On the way back to the hut he bought a goat, paying twice as much as it was worth, and put it in the bed of the truck. The animal leaped out and he had to run to catch it while the seller laughed uproariously. He stuffed it into the passenger seat, where it promptly emptied its bowels and bladder. He rolled down the window and drove on.
The old man accepted the goat, which was a fine one. Food was food.
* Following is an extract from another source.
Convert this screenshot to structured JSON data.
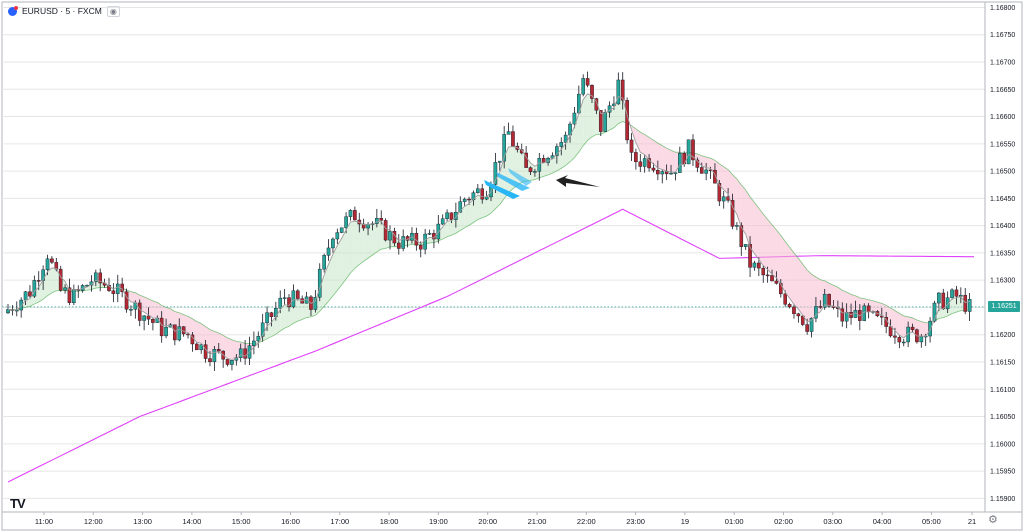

After much talking about the animal, the old man led it away. While he butchered it, Rodet worked on Qasim’s arm. The young man never whimpered, never made a sound as he scraped the wound, cleaned and disinfected it, and injected the boy with a massive dose of penicillin. After he dressed the wound, he rolled up his pant leg and showed the boy his scar, which he had collected in a motorcycle accident years before.
He left a stack of bandages and instructions to change the bandage daily. He stayed and ate goat and had to stop alongside the road when the vomiting and diarrhea got him.
Yet when he went back two weeks later the infection in Abu Qasim’s arm was gone, the wound had a healthy scab, and the boy smiled at him.
Henri Rodet smiled back.
Callie Grafton started at the Sorbonne’s main records office. It helped that she was herself a professor of languages at Georgetown University and that she spoke fluent French. The clerks were helpful, but after twenty minutes, they confessed defeat. They had no record of a student named Abu Qasim, nor one named Abdullah al-Falih.
The library was cool and quiet. Two hours later, Callie admitted defeat herself. She could find not a single scrap of paper in the building with either name written on it. Some of the records were incomplete, with the records of entire years missing. It was suggestive, she thought, but proved nothing.
She headed for the philosophy department, only to find the doors locked.
Tired and frustrated, Callie asked directions to the faculty club. Yes, the university had one. Armed with her passport and Georgetown University ID, she had no trouble talking her way in.
It was nearly six o’clock when Jake Grafton pulled the rental car over to the curb and watched his wife come out of the club. She was listening intently to the white-haired man beside her, who was talking a mile a minute. He held on to her arm to steady himself. As they approached the car, Jake realized the man was at least eighty.
Jake got out and came around to the passenger side. Callie introduced him to the man, Professor Heger, as cars swerved by the illegally parked vehicle. The French flew thick and fast. Jake nodded and smiled as passing cars beeped. Callie kissed the professor on the cheek and got into the car. Jake shook hands with Heger and got back behind the wheel.
When they were rolling along, he said, “You look as if you had a wonderful afternoon.”
“Oh, I did. I met some delightful people. And Professor Heger is a gentleman, a ladies’ man, and, believe me, he loves to talk.”
When she fell silent, thinking about the conversations of the afternoon, Jake prompted, “Well, what did you find out?”
“Professor Heger taught philosophy until he retired, but he remembers no student named Abu Qasim.”
“Huh,” Jake grunted.
“He was lying,” Callie said. “Chattered away about Paris and teaching and Americans he had known, tried to recall Abdullah al-Falih and couldn’t. Then I mentioned Qasim’s name, and he gave me an abrupt denial. He was lying — I’m sure of it. He did know Qasim, and now he refuses to admit it.”
“We need more than a denial,” her husband said gently.
Callie smote the dashboard with her fist. “I know that,” she roared in frustration.